The year arguably belongs, though, to Kauan Okamoto and survivors of sexual abuse by Johnny Kitagawa. Following a BBC documentary about the abuse in March, Okamoto told the FCCJ that he and almost all of the 100-200 boys who stayed at Kitagawa’s penthouse apartment during his four years with the agency were abuse victims. This astonishing testimony changed the atmosphere in Japan “for good”, said the Asahi Shimbun and unleashed a tsunami of revelations that crashed over Kitagawa’s company, Johnny & Associates, the country’s top male talent agency.
In September, Julie Fujishima, the agency’s president and Kitagawa’s niece said she was stepping down and announced a compensation scheme for abuse victims. A month later, aware that the agency’s name permanently linked it with Japan’s most infamous child sex abuser of modern times, the agency unveiled a new title: Smile Up. By the end of November, over 830 men had reportedly contacted the agency’s Victims Relief Committee (made up of three former judges) seeking redress, of which 35 people had been contacted for interviews.
In addition to monetary compensation, Smile Up said it would also offer “a ‘psychological care consultation room’ supervised by an outside specialist, a psychosomatic physician, and a licensed psychologist”. It added: “We apologize to all those who have been affected by this incident, and while there is still a long road ahead in terms of compensation and relief, we will continue to regularly report on the progress of damage compensation and measures to prevent a recurrence.”
It was a long way from the days when victims were smeared and blackballed for speaking out, or even when Fujishima said in May that she “couldn’t have known” about her uncle’s crimes because both he and her mother Mary, who ran the company, were dead. For good measure, Fujishima ruled out a third-party probe on the “advice of an outside expert” that there could be “psychological burdens” on people who would be questioned. If there was a prize for the most cynical or self-serving comment of 2023, that would surely be in the running.
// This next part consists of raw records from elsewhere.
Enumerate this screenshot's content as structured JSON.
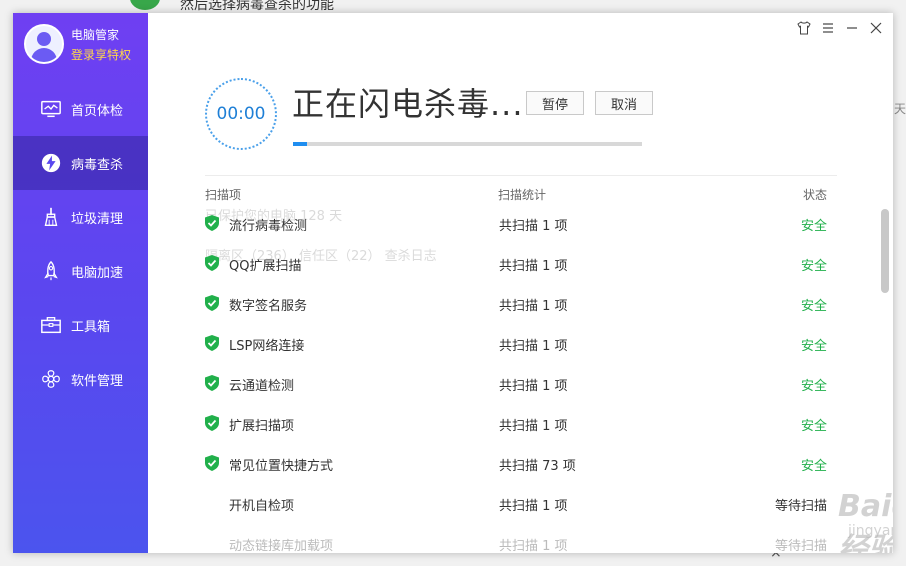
{
  "background": {
    "top_text": "然后选择病毒查杀的功能",
    "right_text": "天",
    "bottom_close": "×"
  },
  "app": {
    "user_name": "电脑管家",
    "user_privilege": "登录享特权"
  },
  "sidebar": {
    "items": [
      {
        "label": "首页体检",
        "icon": "monitor-icon",
        "active": false
      },
      {
        "label": "病毒查杀",
        "icon": "lightning-shield-icon",
        "active": true
      },
      {
        "label": "垃圾清理",
        "icon": "broom-icon",
        "active": false
      },
      {
        "label": "电脑加速",
        "icon": "rocket-icon",
        "active": false
      },
      {
        "label": "工具箱",
        "icon": "toolbox-icon",
        "active": false
      },
      {
        "label": "软件管理",
        "icon": "software-icon",
        "active": false
      }
    ]
  },
  "window_controls": [
    "skin-icon",
    "menu-icon",
    "minimize-icon",
    "close-icon"
  ],
  "scan": {
    "timer": "00:00",
    "title": "正在闪电杀毒...",
    "pause_label": "暂停",
    "cancel_label": "取消",
    "progress": 0.04
  },
  "ghost": {
    "line1": "已保护您的电脑 128 天",
    "line2": "隔离区（236）  信任区（22）  查杀日志"
  },
  "table": {
    "headers": {
      "item": "扫描项",
      "stats": "扫描统计",
      "status": "状态"
    },
    "rows": [
      {
        "name": "流行病毒检测",
        "stats": "共扫描 1 项",
        "status": "安全",
        "checked": true
      },
      {
        "name": "QQ扩展扫描",
        "stats": "共扫描 1 项",
        "status": "安全",
        "checked": true
      },
      {
        "name": "数字签名服务",
        "stats": "共扫描 1 项",
        "status": "安全",
        "checked": true
      },
      {
        "name": "LSP网络连接",
        "stats": "共扫描 1 项",
        "status": "安全",
        "checked": true
      },
      {
        "name": "云通道检测",
        "stats": "共扫描 1 项",
        "status": "安全",
        "checked": true
      },
      {
        "name": "扩展扫描项",
        "stats": "共扫描 1 项",
        "status": "安全",
        "checked": true
      },
      {
        "name": "常见位置快捷方式",
        "stats": "共扫描 73 项",
        "status": "安全",
        "checked": true
      },
      {
        "name": "开机自检项",
        "stats": "共扫描 1 项",
        "status": "等待扫描",
        "checked": false
      },
      {
        "name": "动态链接库加载项",
        "stats": "共扫描 1 项",
        "status": "等待扫描",
        "checked": false
      }
    ]
  },
  "watermark": {
    "text": "Baidu经验",
    "sub": "jingyan.baidu.com"
  },
  "colors": {
    "sidebar_top": "#6f3ff2",
    "sidebar_bottom": "#4b54ee",
    "safe_green": "#21b04b",
    "accent_blue": "#1f8ef0"
  }
}
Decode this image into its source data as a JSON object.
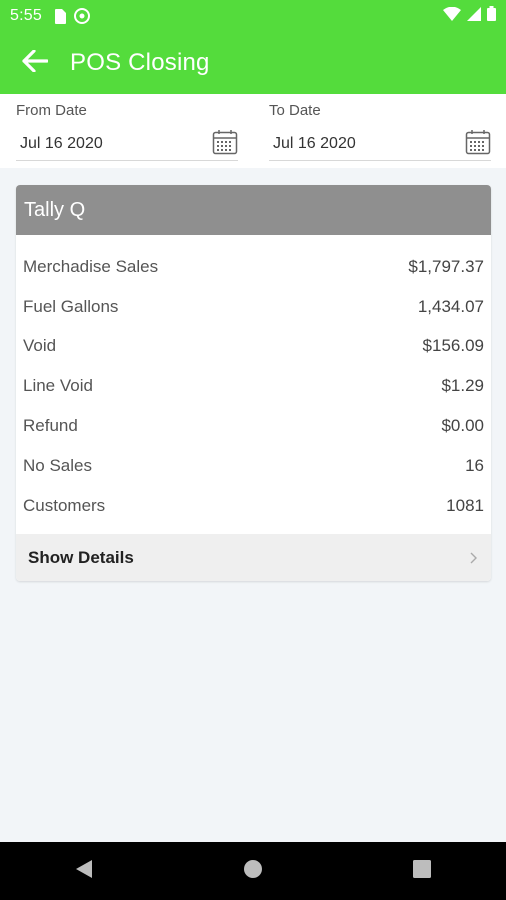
{
  "status_bar": {
    "time": "5:55"
  },
  "app_bar": {
    "title": "POS Closing"
  },
  "filters": {
    "from_label": "From Date",
    "from_value": "Jul 16 2020",
    "to_label": "To Date",
    "to_value": "Jul 16 2020"
  },
  "card": {
    "title": "Tally Q",
    "rows": [
      {
        "label": "Merchadise Sales",
        "value": "$1,797.37"
      },
      {
        "label": "Fuel Gallons",
        "value": "1,434.07"
      },
      {
        "label": "Void",
        "value": "$156.09"
      },
      {
        "label": "Line Void",
        "value": "$1.29"
      },
      {
        "label": "Refund",
        "value": "$0.00"
      },
      {
        "label": "No Sales",
        "value": "16"
      },
      {
        "label": "Customers",
        "value": "1081"
      }
    ],
    "details_label": "Show Details"
  },
  "colors": {
    "app_bar": "#54dc3c",
    "card_header": "#8f8f8f",
    "background": "#f2f5f8"
  },
  "icons": {
    "back": "arrow-left-icon",
    "calendar": "calendar-icon",
    "chevron": "chevron-right-icon"
  }
}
David McNeill is professor of communications and English at University of the Sacred Heart in Tokyo, and co-chair of the FCCJ’s Professional Activities Committee. He was previously a correspondent for the Independent, the Economist and the Chronicle of Higher Education.
Justin McCurry is the Japan and Korea correspondent for the Guardian and the Observer in London, and the author of War on Wheels: Inside Keirin and Japan’s Cycling Subculture (Profile Books 2021).